Cage-plate patients were older (mean difference 7 years, p < 0.001), had higher ASA grades (p = 0.017), and more frequently presented with central stenosis (p = 0.001) and myelopathy (p = 0.006). Operative time was 26 min longer in the plate group (p < 0.001) while blood loss and perioperative complications were comparable. At 3 months, the stand-alone group showed significantly higher CS rates (31.8% vs. 16.1%; adjusted odds ratio [aOR] 2.54, 95% CI 1.13–5.71, p = 0.024), and had lower odds of favorable clinical outcome (aOR 0.23, 95% CI 0.08–0.72, p = 0.011). At 12 months, pseudarthrosis was markedly higher in the stand-alone group (26.7% vs. 3.2%; aOR 9.23, 95% CI 2.13–39.9, p = 0.003). The cage-plate group demonstrated superior preservation of SL (mean difference (MD) 1.7°; p = 0.036), CL (MD 5.9°; p < 0.001), and intervertebral height (all p < 0.01).
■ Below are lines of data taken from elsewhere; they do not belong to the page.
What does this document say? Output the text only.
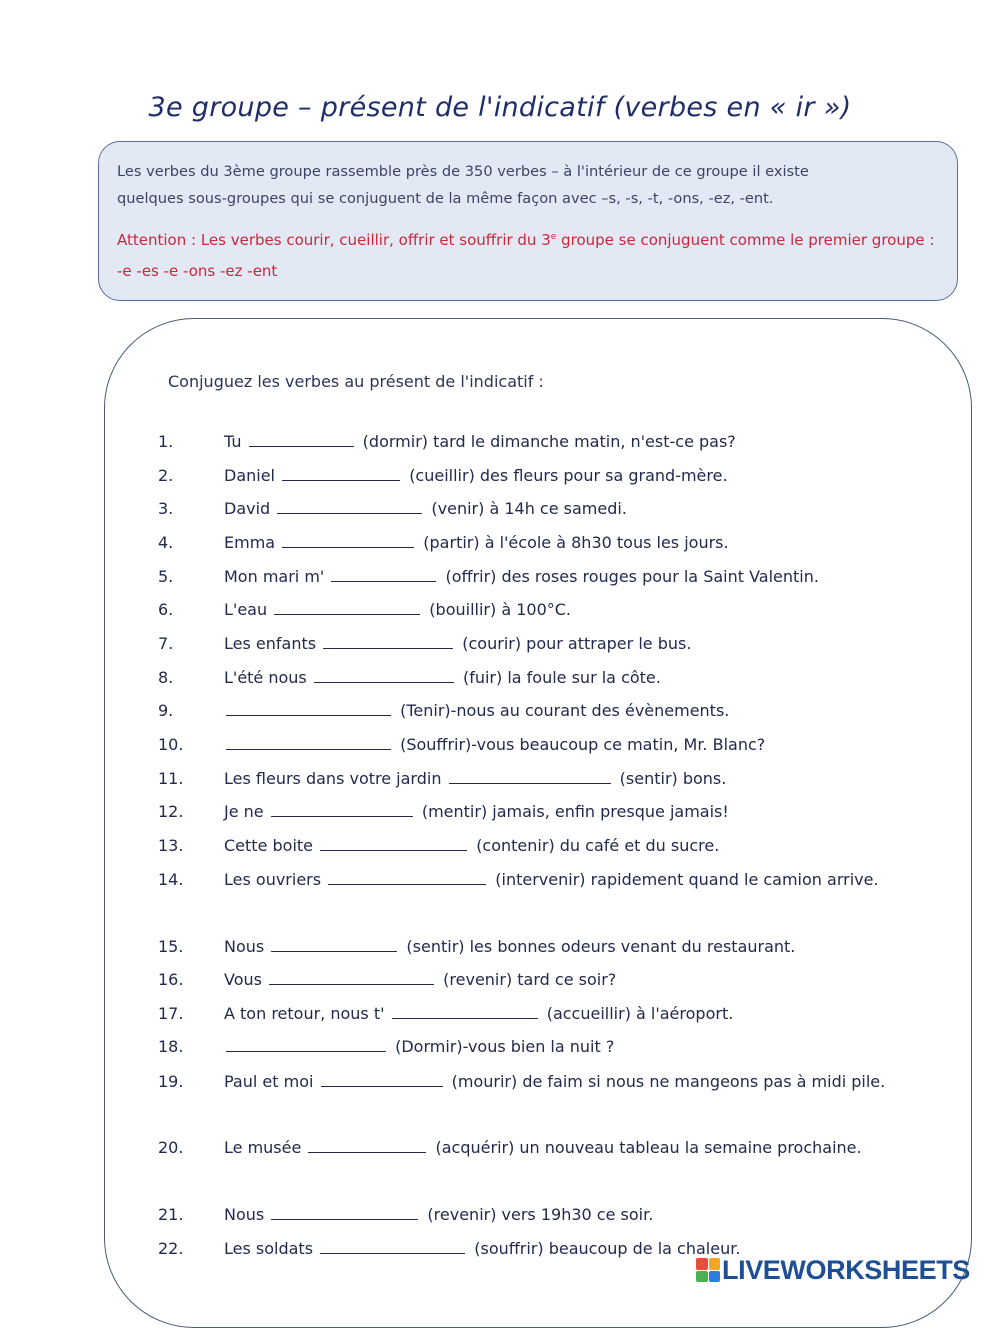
3e groupe – présent de l'indicatif (verbes en « ir »)
Les verbes du 3ème groupe rassemble près de 350 verbes – à l'intérieur de ce groupe il existe
quelques sous-groupes qui se conjuguent de la même façon avec –s, -s, -t, -ons, -ez, -ent.
Attention : Les verbes courir, cueillir, offrir et souffrir du 3e groupe se conjuguent comme le premier groupe : -e -es -e -ons -ez -ent
Conjuguez les verbes au présent de l'indicatif :
1.	Tu	(dormir) tard le dimanche matin, n'est-ce pas?
2.	Daniel	(cueillir) des fleurs pour sa grand-mère.
3.	David	(venir) à 14h ce samedi.
4.	Emma	(partir) à l'école à 8h30 tous les jours.
5.	Mon mari m'	(offrir) des roses rouges pour la Saint Valentin.
6.	L'eau	(bouillir) à 100°C.
7.	Les enfants	(courir) pour attraper le bus.
8.	L'été nous	(fuir) la foule sur la côte.
9.	(Tenir)-nous au courant des évènements.
10.	(Souffrir)-vous beaucoup ce matin, Mr. Blanc?
11.	Les fleurs dans votre jardin	(sentir) bons.
12.	Je ne	(mentir) jamais, enfin presque jamais!
13.	Cette boite	(contenir) du café et du sucre.
14.	Les ouvriers	(intervenir) rapidement quand le camion arrive.
15.	Nous	(sentir) les bonnes odeurs venant du restaurant.
16.	Vous	(revenir) tard ce soir?
17.	A ton retour, nous t'	(accueillir) à l'aéroport.
18.	(Dormir)-vous bien la nuit ?
19.	Paul et moi	(mourir) de faim si nous ne mangeons pas à midi pile.
20.	Le musée	(acquérir) un nouveau tableau la semaine prochaine.
21.	Nous	(revenir) vers 19h30 ce soir.
22.	Les soldats	(souffrir) beaucoup de la chaleur.
LIVEWORKSHEETS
Excellent/good outcomes were more frequent in the plate group (54.8% vs. 40.3%; p = 0.046), though this was short of significance after multivariable adjustment (aOR 0.48, 95% CI 0.20–1.14, p = 0.097).

Conclusion

Additional plating in single-level ACDF was associated with reduced risk of both cage subsidence and pseudarthrosis and improved sagittal alignment at the cost of moderately increased operative time. These findings support preferential use of cage-plate constructs, particularly in elderly patients with central stenosis, myelopathy, or risk factors for pseudarthrosis.